Cymbio’s digital commerce enablement platform is built for brands of any size to access a centralized platform where they can have a hands-off approach to their back-end operations in an effort to scale sales across various channels. The platform can automate the management of marketplaces, dropship and social media sales and operations, including data integration, set-up, mapping, taxonomy, onboarding and daily management of a brand’s operational needs.
With Cymbio, for example, brands leveraging TikTok Shop can automate the processes of listing products, managing inventory, streamlining order processing, fulfillment and tracking orders and analytics.
“Partnering with Cymbio is a great choice, allowing for seamless and quick connectivity and automation to our platform,” said Sandie Hawkins, head of TikTok Shop, in a statement. “Brands such as New Balance can easily monetize on TikTok, reducing shopping friction and engaging buyers at the exact moment of interest. We look forward to seeing this partnership flourish and helping brands grow.”
The company has provided its services to major names in the fashion industry such as New Balance, Authentic Brands Group, Steve Madden and Camper in an effort to help them get in front of new customers and channels. Through Cymbio’s platform, these brands have been introduced to retailers and marketplaces including Farfetch, Kohl’s Corp., Macy’s Inc., Dillard’s Inc., Saks Inc., Urban Outfitters Inc., Walmart Inc., Zappos and others.
“We are thrilled to partner with TikTok, enabling brands multichannel opportunities to reach a brand new, highly engaged audience via TikTok Shop,” said Roy Avidor, chief executive officer and cofounder of Cymbio, in a statement. “We are humbled and excited to expand and value TikTok Shop as a high-growth opportunity for brands of all sizes.”
Social commerce in general has had plenty of attempts to get off the ground, but U.S. consumers have never committed to buying off of the platforms. After pushing its Shop feature heavily during the COVID-19 pandemic, Instagram removed the Shop tab in January and shuttered its livestream shopping feature on March 16. Instagram’s sister social network Facebook also shut down its live shopping feature in October to shift its focus to its short-form video feature Reels.
But TikTok apparently has been able to at least convince people to buy a product elsewhere after seeing it on the app — perhaps influencing the company’s decision to go forward with TikTok Shop. The phrase “TikTok made me buy it” has garnered 7.4 billion views across videos on the platform, in fact, and the hashtag has generated a whopping 47.2 billion views.
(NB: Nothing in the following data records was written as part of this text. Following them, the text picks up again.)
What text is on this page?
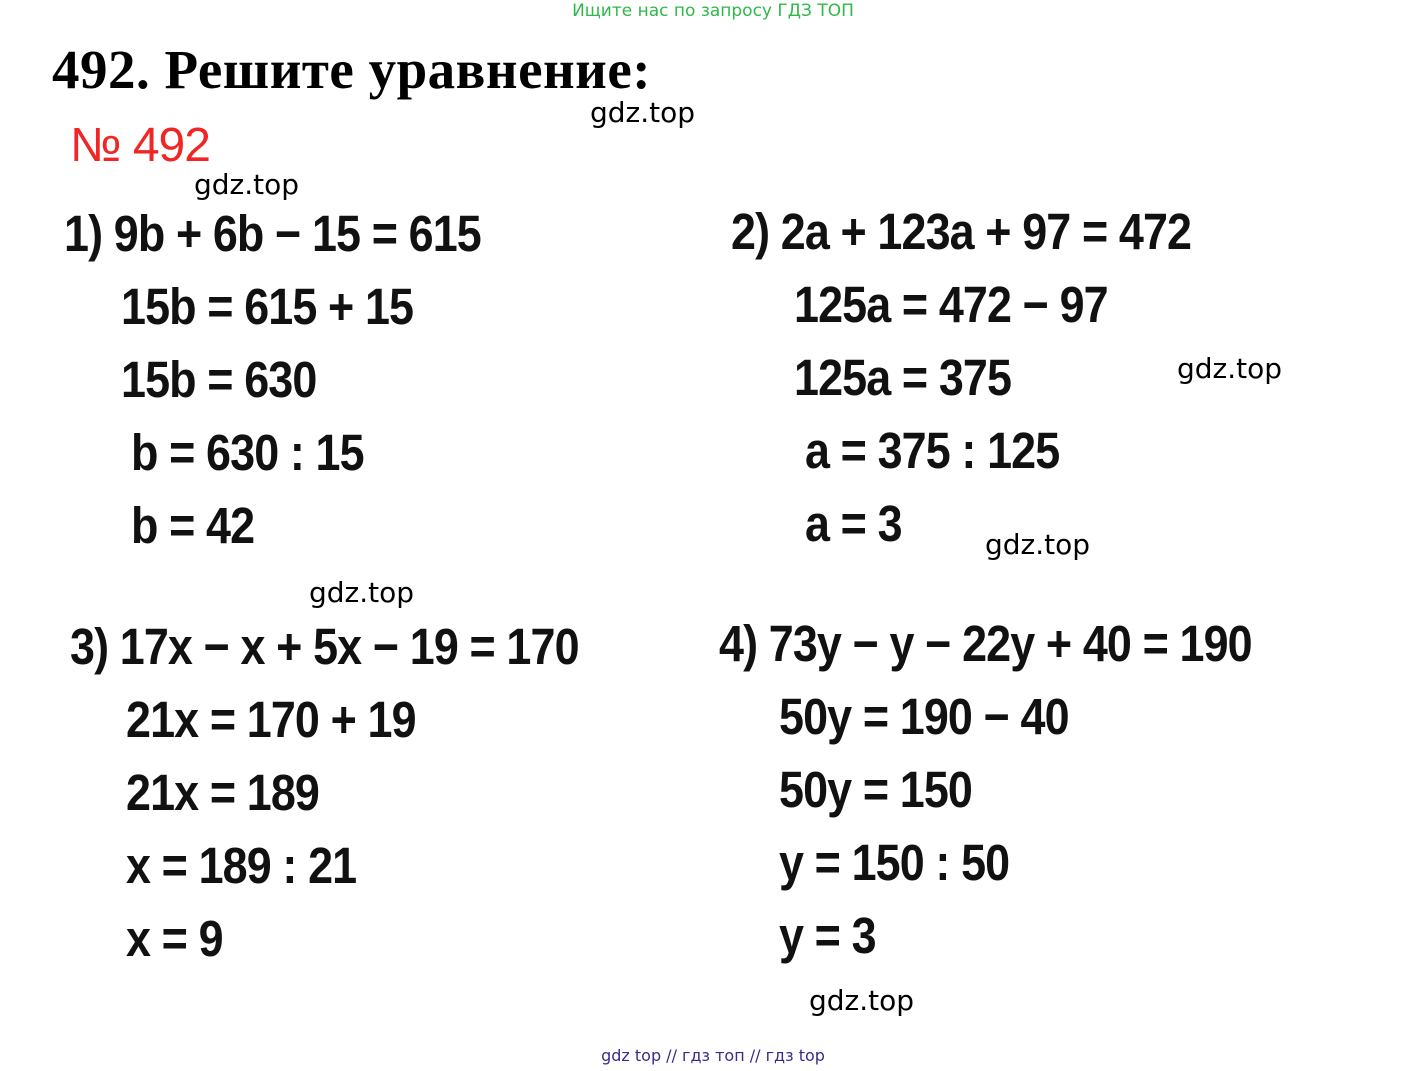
Ищите нас по запросу ГДЗ ТОП
492. Решите уравнение:
№ 492
gdz.top
gdz.top
gdz.top
gdz.top
gdz.top
gdz.top
1) 9b + 6b − 15 = 615
15b = 615 + 15
15b = 630
b = 630 : 15
b = 42
2) 2a + 123a + 97 = 472
125a = 472 − 97
125a = 375
a = 375 : 125
a = 3
3) 17x − x + 5x − 19 = 170
21x = 170 + 19
21x = 189
x = 189 : 21
x = 9
4) 73y − y − 22y + 40 = 190
50y = 190 − 40
50y = 150
y = 150 : 50
y = 3
gdz top // гдз топ // гдз top
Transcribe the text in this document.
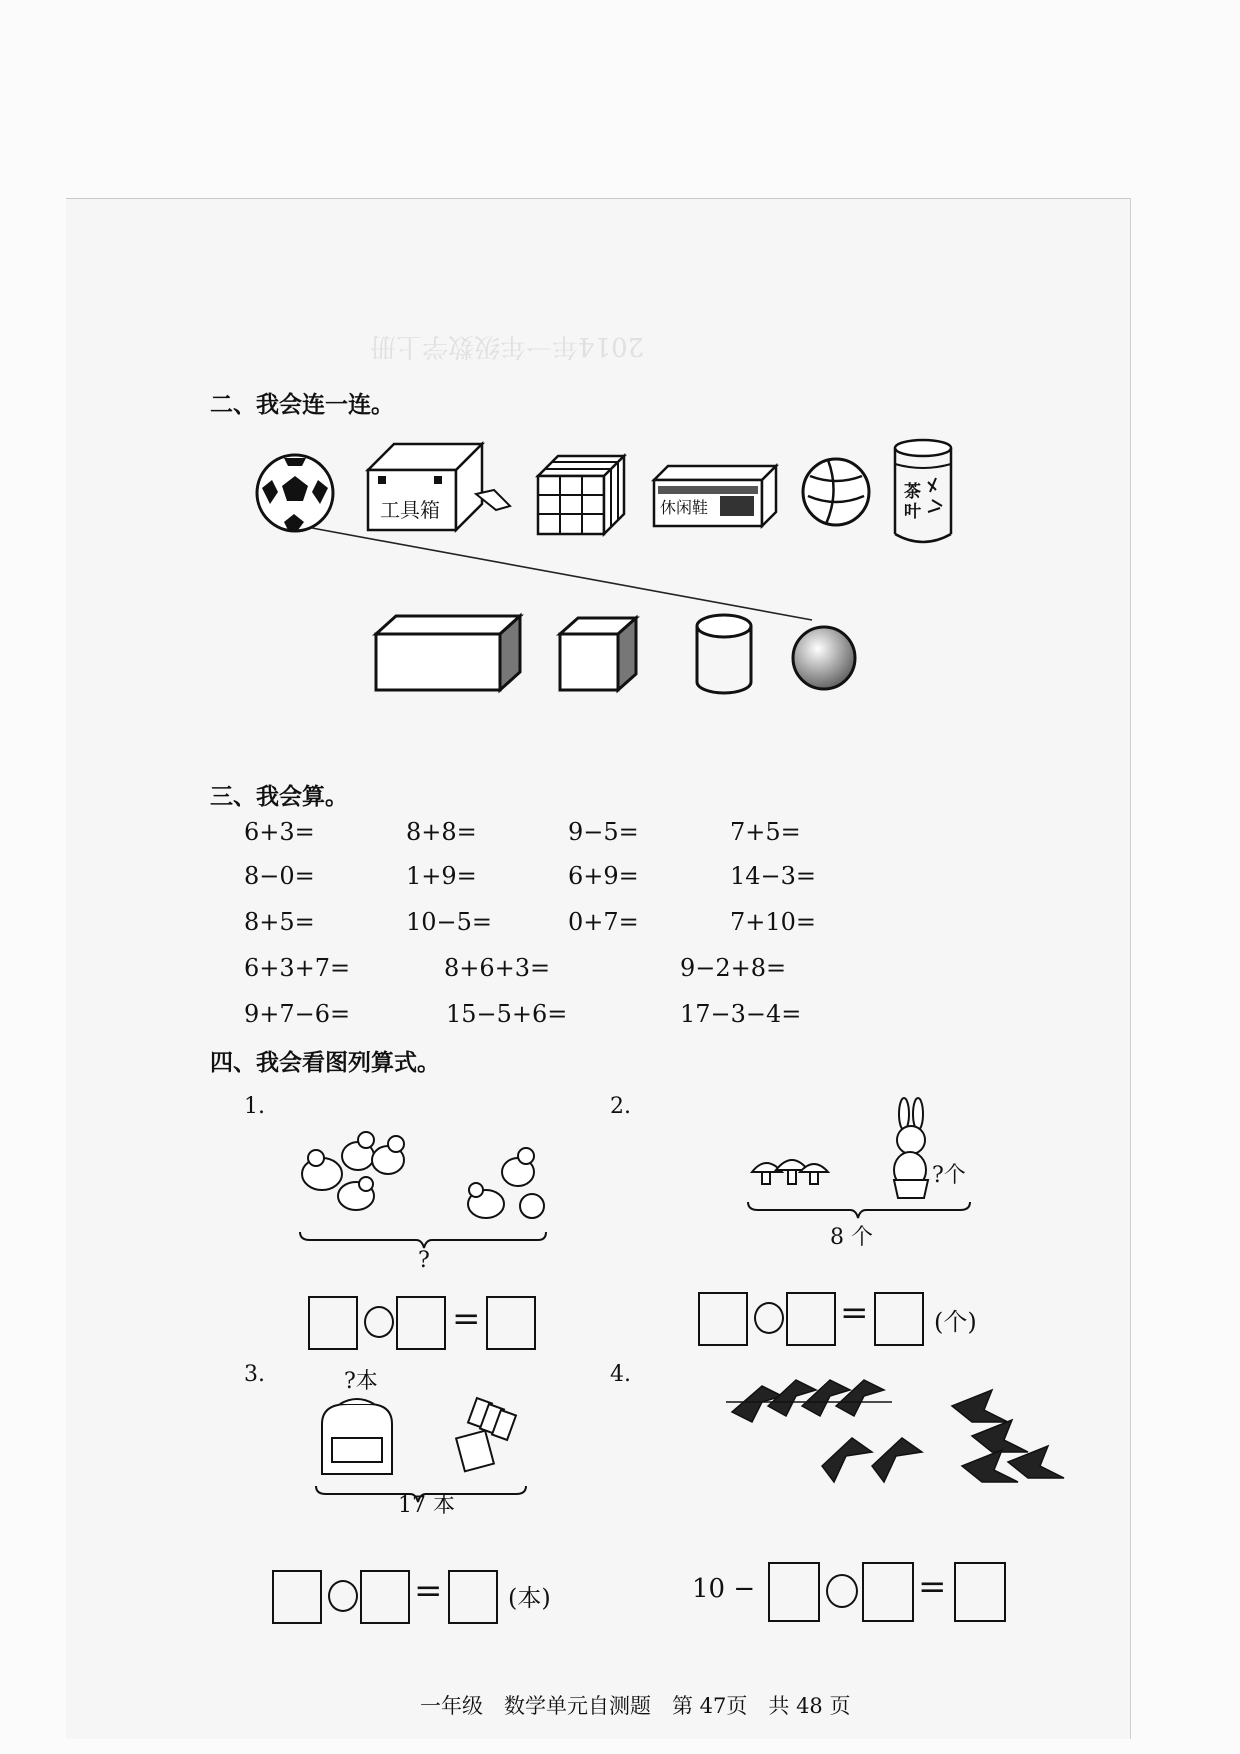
2014年一年级数学上册
二、我会连一连。
工具箱	休闲鞋
茶叶
三、我会算。
6+3=	8+8=	9−5=	7+5=
8−0=	1+9=	6+9=	14−3=
8+5=	10−5=	0+7=	7+10=
6+3+7=	8+6+3=	9−2+8=
9+7−6=	15−5+6=	17−3−4=
四、我会看图列算式。
1.
?
=
2.
?个
8 个
=	(个)
3.	?本
17 本
=	(本)
4.
10 −	=
一年级　数学单元自测题　第 47页　共 48 页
TikTok continues its attempt to capitalize on social commerce as doubts seep in about the future of the platform in the U.S. amid concerns of its data collection methods.
In a five-hour hearing on Thursday, TikTok CEO Shou Zi Chew was grilled by Congress over the firm’s use of consumer data, its parent company’s potential ties to the Chinese government and the app’s impact on mental health.
Lawmakers across the aisle have been critical of the platform, with some calling for either an outright ban on it and others calling for a sale by the China-based parent, ByteDance. U.S. Secretary of State Antony Blinken said on Thursday that TikTok “should be ended one way or another, and there are different ways of doing that.”
To date, U.S. lawmakers have offered no evidence of TikTok harming U.S. national security interests.